Produce sellers must preserve their PACA Trust rights to become PACA Trust beneficiaries. This is done by sending a document entitled “Notice of Intent to Preserve Trust Benefits” to the buyer within 30 days from the date payment was due. Alternatively, a produce seller licensed under PACA may preserve its trust rights by including PACA-required language on the face of its invoice notifying the buyer that the produce is sold subject to the trust. Regardless of how the supplier notifies the buyer that the seller is preserving its PACA Trust rights, however, terms for payment cannot be extended beyond 30 days from the date of acceptance of the product. Any supplier agreeing to any extension for payment beyond 30 days for perishable produce permanently waives rights to PACA Trust protection. The reasoning is that a supplier extending terms beyond customary practice could be considered complicit if a bankruptcy subsequently occurs.
The concern, then, when the large purchaser recently unilaterally changed its terms of payment to extend to 90 days was that if suppliers simply went ahead and provided produce after receiving notice of the new 90-day terms, they might be giving up their PACA Trust rights regardless of whether they agreed to the new terms in writing.
Because the buyer has since rescinded the 90-day terms for produce suppliers, the question of whether simply continuing to supply produce after receiving notice of the extension beyond 30 days for payment necessarily waives a supplier’s PACA Trust rights regardless of the PACA language on its invoices was not tested. We don’t know how a court might rule if a PACA Trust beneficiary continued to provide produce to the buyer after notice of the new 90-day payment term.
How Can Produce Sellers Preserve Their PACA Protections?

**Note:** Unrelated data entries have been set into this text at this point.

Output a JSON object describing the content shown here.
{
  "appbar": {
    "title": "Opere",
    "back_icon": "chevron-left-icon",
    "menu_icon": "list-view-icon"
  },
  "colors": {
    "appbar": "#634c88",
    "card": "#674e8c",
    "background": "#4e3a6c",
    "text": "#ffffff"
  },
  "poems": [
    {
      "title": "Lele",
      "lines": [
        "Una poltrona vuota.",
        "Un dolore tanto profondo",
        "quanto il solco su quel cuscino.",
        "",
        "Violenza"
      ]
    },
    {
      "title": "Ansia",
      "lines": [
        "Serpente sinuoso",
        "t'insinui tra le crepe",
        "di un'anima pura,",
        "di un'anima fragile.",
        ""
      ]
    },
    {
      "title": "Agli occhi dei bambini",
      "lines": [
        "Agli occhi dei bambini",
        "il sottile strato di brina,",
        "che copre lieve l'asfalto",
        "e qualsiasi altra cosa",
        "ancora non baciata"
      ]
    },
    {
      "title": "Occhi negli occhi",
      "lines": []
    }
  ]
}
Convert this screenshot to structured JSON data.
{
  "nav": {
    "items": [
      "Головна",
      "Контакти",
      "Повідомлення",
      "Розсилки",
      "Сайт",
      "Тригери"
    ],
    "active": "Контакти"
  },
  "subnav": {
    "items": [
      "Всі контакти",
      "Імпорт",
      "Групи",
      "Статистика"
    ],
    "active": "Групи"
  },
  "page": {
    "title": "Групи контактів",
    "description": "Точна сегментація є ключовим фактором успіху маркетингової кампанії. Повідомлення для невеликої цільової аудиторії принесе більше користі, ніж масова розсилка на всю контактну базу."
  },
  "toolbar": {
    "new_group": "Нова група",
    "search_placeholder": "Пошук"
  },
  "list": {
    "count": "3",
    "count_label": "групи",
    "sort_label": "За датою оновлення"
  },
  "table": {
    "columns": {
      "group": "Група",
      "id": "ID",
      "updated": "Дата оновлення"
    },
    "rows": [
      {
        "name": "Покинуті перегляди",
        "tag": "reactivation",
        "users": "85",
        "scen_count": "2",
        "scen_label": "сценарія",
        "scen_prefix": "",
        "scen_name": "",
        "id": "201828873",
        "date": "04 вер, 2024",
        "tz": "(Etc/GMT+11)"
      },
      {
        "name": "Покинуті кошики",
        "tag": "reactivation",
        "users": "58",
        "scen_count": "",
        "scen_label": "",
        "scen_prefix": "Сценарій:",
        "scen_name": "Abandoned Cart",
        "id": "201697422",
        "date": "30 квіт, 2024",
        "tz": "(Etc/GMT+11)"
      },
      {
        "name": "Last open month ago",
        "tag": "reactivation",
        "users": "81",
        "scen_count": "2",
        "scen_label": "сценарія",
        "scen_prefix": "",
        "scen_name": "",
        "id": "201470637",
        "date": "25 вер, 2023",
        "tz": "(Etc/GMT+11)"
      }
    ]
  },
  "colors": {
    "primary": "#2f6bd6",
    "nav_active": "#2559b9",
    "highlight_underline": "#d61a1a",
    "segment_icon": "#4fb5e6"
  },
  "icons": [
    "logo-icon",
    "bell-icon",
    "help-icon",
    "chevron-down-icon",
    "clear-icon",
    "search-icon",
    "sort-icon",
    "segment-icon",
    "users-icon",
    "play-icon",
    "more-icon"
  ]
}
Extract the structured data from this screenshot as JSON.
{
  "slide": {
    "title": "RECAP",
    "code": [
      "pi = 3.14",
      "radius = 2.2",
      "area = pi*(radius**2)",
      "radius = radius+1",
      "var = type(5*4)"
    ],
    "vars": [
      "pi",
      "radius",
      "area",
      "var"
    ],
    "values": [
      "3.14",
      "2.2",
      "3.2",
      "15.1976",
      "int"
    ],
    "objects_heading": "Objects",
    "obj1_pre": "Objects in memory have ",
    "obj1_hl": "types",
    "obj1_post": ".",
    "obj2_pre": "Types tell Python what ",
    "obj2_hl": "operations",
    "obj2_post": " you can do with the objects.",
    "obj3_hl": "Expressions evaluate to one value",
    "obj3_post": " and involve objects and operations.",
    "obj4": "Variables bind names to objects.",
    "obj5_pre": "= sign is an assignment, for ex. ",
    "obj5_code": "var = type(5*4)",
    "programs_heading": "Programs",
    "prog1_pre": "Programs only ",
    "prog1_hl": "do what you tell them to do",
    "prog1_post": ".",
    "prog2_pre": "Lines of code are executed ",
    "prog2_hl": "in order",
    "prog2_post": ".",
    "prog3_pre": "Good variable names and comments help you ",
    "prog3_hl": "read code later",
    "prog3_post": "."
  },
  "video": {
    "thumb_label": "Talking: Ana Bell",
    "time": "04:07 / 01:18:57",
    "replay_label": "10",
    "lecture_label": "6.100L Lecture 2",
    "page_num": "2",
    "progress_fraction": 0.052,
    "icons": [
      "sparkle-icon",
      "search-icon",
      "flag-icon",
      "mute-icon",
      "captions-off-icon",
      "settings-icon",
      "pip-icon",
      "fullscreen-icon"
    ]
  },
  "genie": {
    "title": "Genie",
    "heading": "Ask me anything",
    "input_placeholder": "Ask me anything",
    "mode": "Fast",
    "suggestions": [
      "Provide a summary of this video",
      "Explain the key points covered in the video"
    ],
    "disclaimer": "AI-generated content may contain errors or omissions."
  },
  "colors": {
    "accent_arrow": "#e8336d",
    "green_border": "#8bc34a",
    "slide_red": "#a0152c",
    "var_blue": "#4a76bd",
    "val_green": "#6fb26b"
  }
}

The PACA Trust protections automatically apply in a wide variety of circumstances. It is possible, however, for a seller to inadvertently waive rights to PACA protections. The following are some of the ways in which a seller may inadvertently waive its rights to the PACA protections:
1. Agreeing to Payment Terms Exceeding 30 Days:
If a shipper agrees to any payment terms in writing which are more than 30 days after the receiver accepts the load, the shipper has automatically lost the special protections of the PACA trust. The legend at the bottom of the invoice will not protect the shipper if the shipper agrees in writing to payment terms of more than 30 days. This is the law under PACA even if the sales contract states it is “subject to PACA.” If you agree in writing to payment more than 30 days after the buyer receives the produce, you lose PACA Trust protections.
2. Allowing Different Payment Periods in the Order Confirmation and the Invoice:
If you have a written contract with a produce receiver or even an order confirmation with a receiver, not only must the pay period be no more than 30 days after acceptance of the load, but the pay period on your invoice must match the pay period in the contract or order confirmation. Some receivers have been successful in swindling shippers into losing their PACA Trust rights by sending order confirmations with unusual pay periods in the hope that the shipper will place a different pay period on the invoice issued to the receiver. Then when the receiver becomes insolvent, the receiver claims that because the invoice has one pay period and the order confirmation or written contract has a different pay period, the shipper has waived its PACA Trust rights. The best practice to ensure that PACA Trust protections are not waived is to always place the words “PACA Terms” as the payment period on invoices and use the same term in any produce contract.